Reed chuckled, low and lethal, as they stepped into the conference room.

No one said a word when they walked in together. Not when Harper’s collar sparkled beneath her leather jacket. Not when Reed kept a possessive hand on her lower back. Not even when Dawson muttered something and got promptly elbowed by Gavin.

The new client was a high-level antiquities broker—one of the few who operated above board. But even legit players found themselves in murky waters when relics like this surfaced. The artifact in question was a carved obsidian idol, its surface studded with contraband emeralds and a hidden cipher etched so fine it took a UV light to catch. Something about it stirred a chill in Reed's gut—it wasn't just the craftsmanship or the illicit stones. It was the feeling of a trap hidden in plain sight. Like Harper, the idol was more than it appeared—scarred, altered, dangerous. But also holding secrets worth unearthing.

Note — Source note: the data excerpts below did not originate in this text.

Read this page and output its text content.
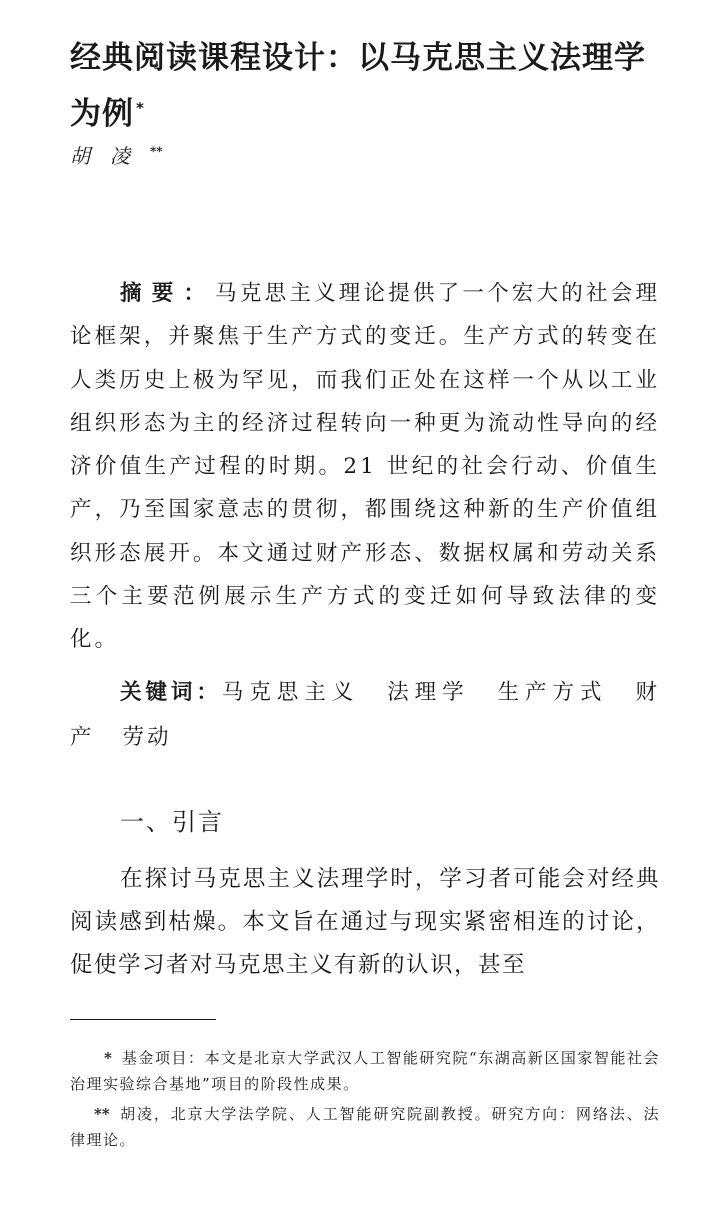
经典阅读课程设计：以马克思主义法理学为例 *
胡凌**
摘要：马克思主义理论提供了一个宏大的社会理论框架，并聚焦于生产方式的变迁。生产方式的转变在人类历史上极为罕见，而我们正处在这样一个从以工业组织形态为主的经济过程转向一种更为流动性导向的经济价值生产过程的时期。21 世纪的社会行动、价值生产，乃至国家意志的贯彻，都围绕这种新的生产价值组织形态展开。本文通过财产形态、数据权属和劳动关系三个主要范例展示生产方式的变迁如何导致法律的变化。
关键词：马克思主义 法理学 生产方式 财产 劳动
一、引言
在探讨马克思主义法理学时，学习者可能会对经典阅读感到枯燥。本文旨在通过与现实紧密相连的讨论，促使学习者对马克思主义有新的认识，甚至
* 基金项目：本文是北京大学武汉人工智能研究院“东湖高新区国家智能社会治理实验综合基地”项目的阶段性成果。
** 胡凌，北京大学法学院、人工智能研究院副教授。研究方向：网络法、法律理论。
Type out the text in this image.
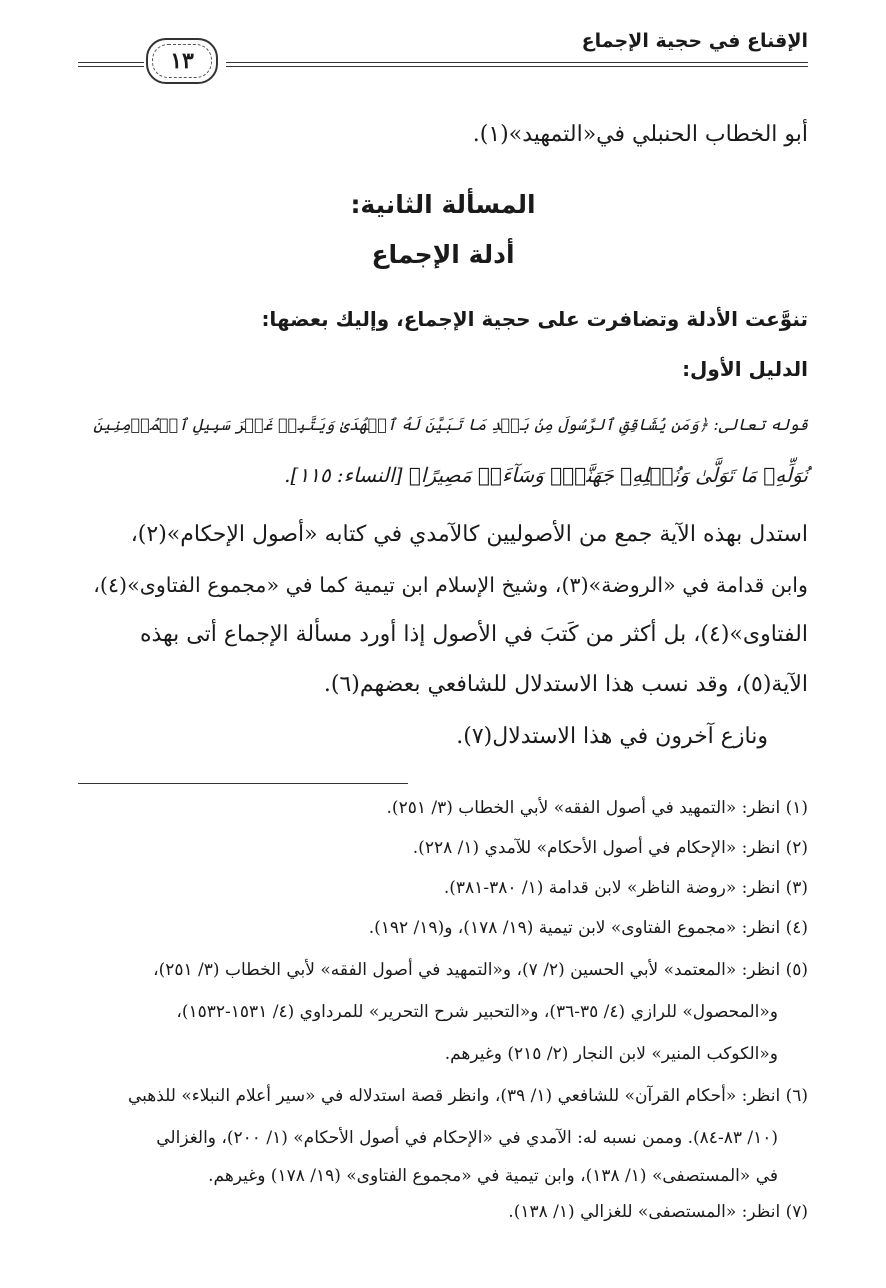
الإقناع في حجية الإجماع
١٣
أبو الخطاب الحنبلي في«التمهيد»(١).
المسألة الثانية:
أدلة الإجماع
تنوَّعت الأدلة وتضافرت على حجية الإجماع، وإليك بعضها:
الدليل الأول:
قوله تعالى: ﴿وَمَن يُشَاقِقِ ٱلرَّسُولَ مِنۢ بَعۡدِ مَا تَبَيَّنَ لَهُ ٱلۡهُدَىٰ وَيَتَّبِعۡ غَيۡرَ سَبِيلِ ٱلۡمُؤۡمِنِينَ
نُوَلِّهِۦ مَا تَوَلَّىٰ وَنُصۡلِهِۦ جَهَنَّمَۖ وَسَآءَتۡ مَصِيرًا﴾ [النساء: ١١٥].
استدل بهذه الآية جمع من الأصوليين كالآمدي في كتابه «أصول الإحكام»(٢)،
وابن قدامة في «الروضة»(٣)، وشيخ الإسلام ابن تيمية كما في «مجموع الفتاوى»(٤)،
الفتاوى»(٤)، بل أكثر من كَتبَ في الأصول إذا أورد مسألة الإجماع أتى بهذه
الآية(٥)، وقد نسب هذا الاستدلال للشافعي بعضهم(٦).
ونازع آخرون في هذا الاستدلال(٧).
(١) انظر: «التمهيد في أصول الفقه» لأبي الخطاب (٣/ ٢٥١).
(٢) انظر: «الإحكام في أصول الأحكام» للآمدي (١/ ٢٢٨).
(٣) انظر: «روضة الناظر» لابن قدامة (١/ ٣٨٠-٣٨١).
(٤) انظر: «مجموع الفتاوى» لابن تيمية (١٩/ ١٧٨)، و(١٩/ ١٩٢).
(٥) انظر: «المعتمد» لأبي الحسين (٢/ ٧)، و«التمهيد في أصول الفقه» لأبي الخطاب (٣/ ٢٥١)،
و«المحصول» للرازي (٤/ ٣٥-٣٦)، و«التحبير شرح التحرير» للمرداوي (٤/ ١٥٣١-١٥٣٢)،
و«الكوكب المنير» لابن النجار (٢/ ٢١٥) وغيرهم.
(٦) انظر: «أحكام القرآن» للشافعي (١/ ٣٩)، وانظر قصة استدلاله في «سير أعلام النبلاء» للذهبي
(١٠/ ٨٣-٨٤). وممن نسبه له: الآمدي في «الإحكام في أصول الأحكام» (١/ ٢٠٠)، والغزالي
في «المستصفى» (١/ ١٣٨)، وابن تيمية في «مجموع الفتاوى» (١٩/ ١٧٨) وغيرهم.
(٧) انظر: «المستصفى» للغزالي (١/ ١٣٨).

The symmetry wasn’t lost on him. Neither was the warning. The moment Reed laid eyes on the image, his gut clenched.

The danger wasn’t hypothetical. Surveillance teams had already flagged two foreign operatives tailing the client. Worse, the exchange site had been compromised. And Reed had a damngood hunch who was behind it: someone still loyal to Stuart, or perhaps the man himself, pulling strings from deeper shadows.

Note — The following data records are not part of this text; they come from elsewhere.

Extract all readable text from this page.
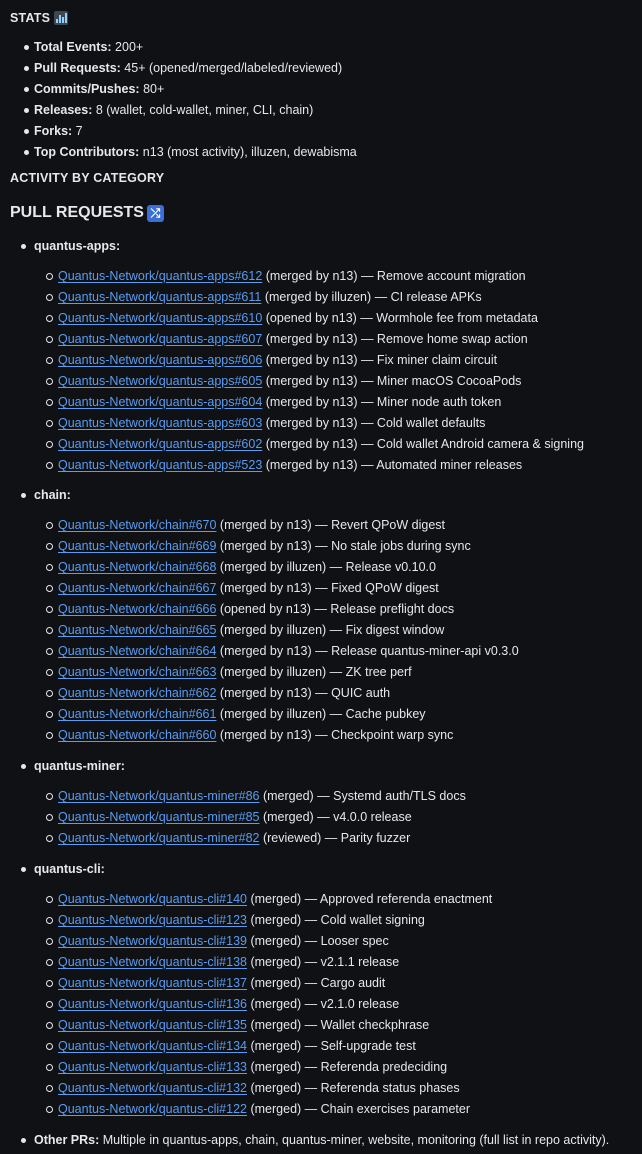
STATS
Total Events: 200+
Pull Requests: 45+ (opened/merged/labeled/reviewed)
Commits/Pushes: 80+
Releases: 8 (wallet, cold-wallet, miner, CLI, chain)
Forks: 7
Top Contributors: n13 (most activity), illuzen, dewabisma
ACTIVITY BY CATEGORY
PULL REQUESTS ⤮
quantus-apps:
Quantus-Network/quantus-apps#612 (merged by n13) — Remove account migration
Quantus-Network/quantus-apps#611 (merged by illuzen) — CI release APKs
Quantus-Network/quantus-apps#610 (opened by n13) — Wormhole fee from metadata
Quantus-Network/quantus-apps#607 (merged by n13) — Remove home swap action
Quantus-Network/quantus-apps#606 (merged by n13) — Fix miner claim circuit
Quantus-Network/quantus-apps#605 (merged by n13) — Miner macOS CocoaPods
Quantus-Network/quantus-apps#604 (merged by n13) — Miner node auth token
Quantus-Network/quantus-apps#603 (merged by n13) — Cold wallet defaults
Quantus-Network/quantus-apps#602 (merged by n13) — Cold wallet Android camera & signing
Quantus-Network/quantus-apps#523 (merged by n13) — Automated miner releases
chain:
Quantus-Network/chain#670 (merged by n13) — Revert QPoW digest
Quantus-Network/chain#669 (merged by n13) — No stale jobs during sync
Quantus-Network/chain#668 (merged by illuzen) — Release v0.10.0
Quantus-Network/chain#667 (merged by n13) — Fixed QPoW digest
Quantus-Network/chain#666 (opened by n13) — Release preflight docs
Quantus-Network/chain#665 (merged by illuzen) — Fix digest window
Quantus-Network/chain#664 (merged by n13) — Release quantus-miner-api v0.3.0
Quantus-Network/chain#663 (merged by illuzen) — ZK tree perf
Quantus-Network/chain#662 (merged by n13) — QUIC auth
Quantus-Network/chain#661 (merged by illuzen) — Cache pubkey
Quantus-Network/chain#660 (merged by n13) — Checkpoint warp sync
quantus-miner:
Quantus-Network/quantus-miner#86 (merged) — Systemd auth/TLS docs
Quantus-Network/quantus-miner#85 (merged) — v4.0.0 release
Quantus-Network/quantus-miner#82 (reviewed) — Parity fuzzer
quantus-cli:
Quantus-Network/quantus-cli#140 (merged) — Approved referenda enactment
Quantus-Network/quantus-cli#123 (merged) — Cold wallet signing
Quantus-Network/quantus-cli#139 (merged) — Looser spec
Quantus-Network/quantus-cli#138 (merged) — v2.1.1 release
Quantus-Network/quantus-cli#137 (merged) — Cargo audit
Quantus-Network/quantus-cli#136 (merged) — v2.1.0 release
Quantus-Network/quantus-cli#135 (merged) — Wallet checkphrase
Quantus-Network/quantus-cli#134 (merged) — Self-upgrade test
Quantus-Network/quantus-cli#133 (merged) — Referenda predeciding
Quantus-Network/quantus-cli#132 (merged) — Referenda status phases
Quantus-Network/quantus-cli#122 (merged) — Chain exercises parameter
Other PRs: Multiple in quantus-apps, chain, quantus-miner, website, monitoring (full list in repo activity).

Now that Harper was officially on the team—as a consultant, though she thumbed her nose at the formality of it—she brought more than just grit and lock-picking. She knew the artifact inside and out. She could quote half a dozen forged provenance trails it had moved through.

And she recognized the false Aztec signature for what it was: a deliberate mislead. But more than that, she knew how the old network moved—how they manipulated, how they made threats disappear. She could feel it in the air. This wasn’t just another job. It was bait. And it had her ex-mentor’s fingerprints all over it.

She leaned over the table, her expression sharp as she tapped the grainy photo. Beneath the focus in her eyes, though, flickered something tighter—an unease that twisted low in her gut. The last time she’d seen something like this, it had ended in blood and betrayal.

She tamped the feeling down, hard, and masked it with a mischievous grin. But the sensation didn’t fade. Not with the artifact looking back at her like a warning. "You think this is real Aztec? The inlay looks too modern."

"It’s authentic," Reed said, eyes on the map overlay. "But altered. On purpose. Someone wanted to hide what it really does."